For a while, everything was smooth sailing because I did not let other people come in between me and my perceived happiness. Yet, something was always missing, especially at the turn of 2015. It felt like there was a void– a tiny, black mass within me that drained my energy no matter how much I achieved or wanted to do. It left me irritable and sometimes even angry. I was a very negative person because of that void, and I became someone I did not like being.
However, my outlook changed recently. Not completely, but enough to shrink the size of that void into something negligible. I started waking up feeling positive, like nothing was going to weigh me down. I became more driven to do what I wanted to do, and I felt like I could conquer anything as long as I set my mind to it. I was hardly irritable, and I felt more at peace with myself. I began to feel like all I wanted to do was spread positivity and happiness, because I genuinely wanted to share it with the people around me.
Then, I had an epiphany. All along, I let someone else bring my mood down. I had a Debbie Downer in my life, someone who constantly brought a rain cloud with him wherever he went, and allowed that rain cloud to consume him whole– taking me with him. Maybe his life circumstances dictated that, and he couldn’t help it, but it became all too much to bear for me when every single day of my life was brought down by his negative emotions.

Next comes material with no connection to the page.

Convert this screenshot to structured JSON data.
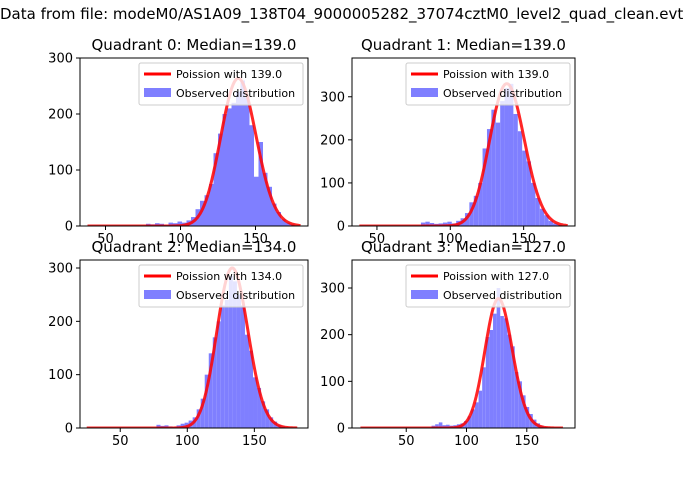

Every single day, I needed to offer words of consolation to him because he was consumed by self-pity and helplessness. After so many years, it became difficult for me to bear with it because nothing I said would change his outlook on life. If you know me well, you would know that the one thing I detest is self-pity. I’m a doer, and I believe that you can change your circumstances.. I just couldn’t convince him of that because he was too wrapped up in his own troubles. My words fell on deaf ears. This left me to be a person I did not want to become– angry and frustrated, because everything good in my life was brought down by his negativity.
Whenever I was excited about writing a blog post I was particularly proud of, there was little to no support. He hardly read my blog and he rarely asked me what I wrote about until I asked him to read it right in front of me. It felt like I had to beg for his attention. As a result, I felt like my dreams and ambitions were secondary to his. The whole relationship became all about him.

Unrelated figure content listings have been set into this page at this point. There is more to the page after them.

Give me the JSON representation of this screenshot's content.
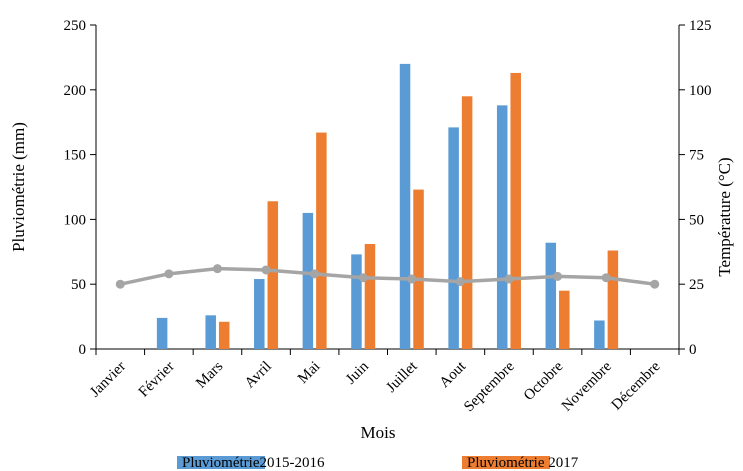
{
  "chart_data": {
    "type": "bar",
    "categories": [
      "Janvier",
      "Février",
      "Mars",
      "Avril",
      "Mai",
      "Juin",
      "Juillet",
      "Aout",
      "Septembre",
      "Octobre",
      "Novembre",
      "Décembre"
    ],
    "series": [
      {
        "name": "Pluviométrie2015-2016",
        "type": "bar",
        "axis": "left",
        "color": "#5b9bd5",
        "values": [
          0,
          24,
          26,
          54,
          105,
          73,
          220,
          171,
          188,
          82,
          22,
          0
        ]
      },
      {
        "name": "Pluviométrie 2017",
        "type": "bar",
        "axis": "left",
        "color": "#ed7d31",
        "values": [
          0,
          0,
          21,
          114,
          167,
          81,
          123,
          195,
          213,
          45,
          76,
          0
        ]
      },
      {
        "name": "",
        "type": "line",
        "axis": "right",
        "color": "#a5a5a5",
        "values": [
          25,
          29,
          31,
          30.5,
          29,
          27.5,
          27,
          26,
          27,
          28,
          27.5,
          25
        ]
      }
    ],
    "xlabel": "Mois",
    "ylabel": "Pluviométrie (mm)",
    "y2label": "Température (°C)",
    "ylim": [
      0,
      250
    ],
    "y2lim": [
      0,
      125
    ],
    "yticks": [
      "0",
      "50",
      "100",
      "150",
      "200",
      "250"
    ],
    "y2ticks": [
      "0",
      "25",
      "50",
      "75",
      "100",
      "125"
    ],
    "grid": false,
    "legend_position": "bottom"
  }
}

Walking out of that relationship meant leaving that small bubble of negativity. I started becoming happy again, and proud of myself for mustering up the courage to exit a potentially harmful, self-consuming environment. Some days I feel an overwhelming sense of guilt for leaving him at his moment of weakness, but that is exactly the problem– every moment is his moment of weakness. It engulfed his whole life, and he became the last person I wanted to go to when I had something on my mind. It really isn’t his fault, because he is just emotionally wired to depend on another person with all his life, but I am a free spirit.
Today, I am happy. I wake up and literally count my blessings, because there is nothing to pull me down anymore. I am my own person now, and I am responsible for my own happiness. I no longer have to be an emotional crutch for another human being. Don’t get me wrong, I love being dependable. The problem comes when I start to become someone’s emotional lifeline. I am able to spread positivity and happiness because I don’t feel like I should be guilty for being happy.
Life is too short to dwell in self-pity. There are way too many beautiful things in life to see and look forward to. C’est la vie, carpe diem, and all that. I’m just so grateful I had the chance to learn that before it was too late.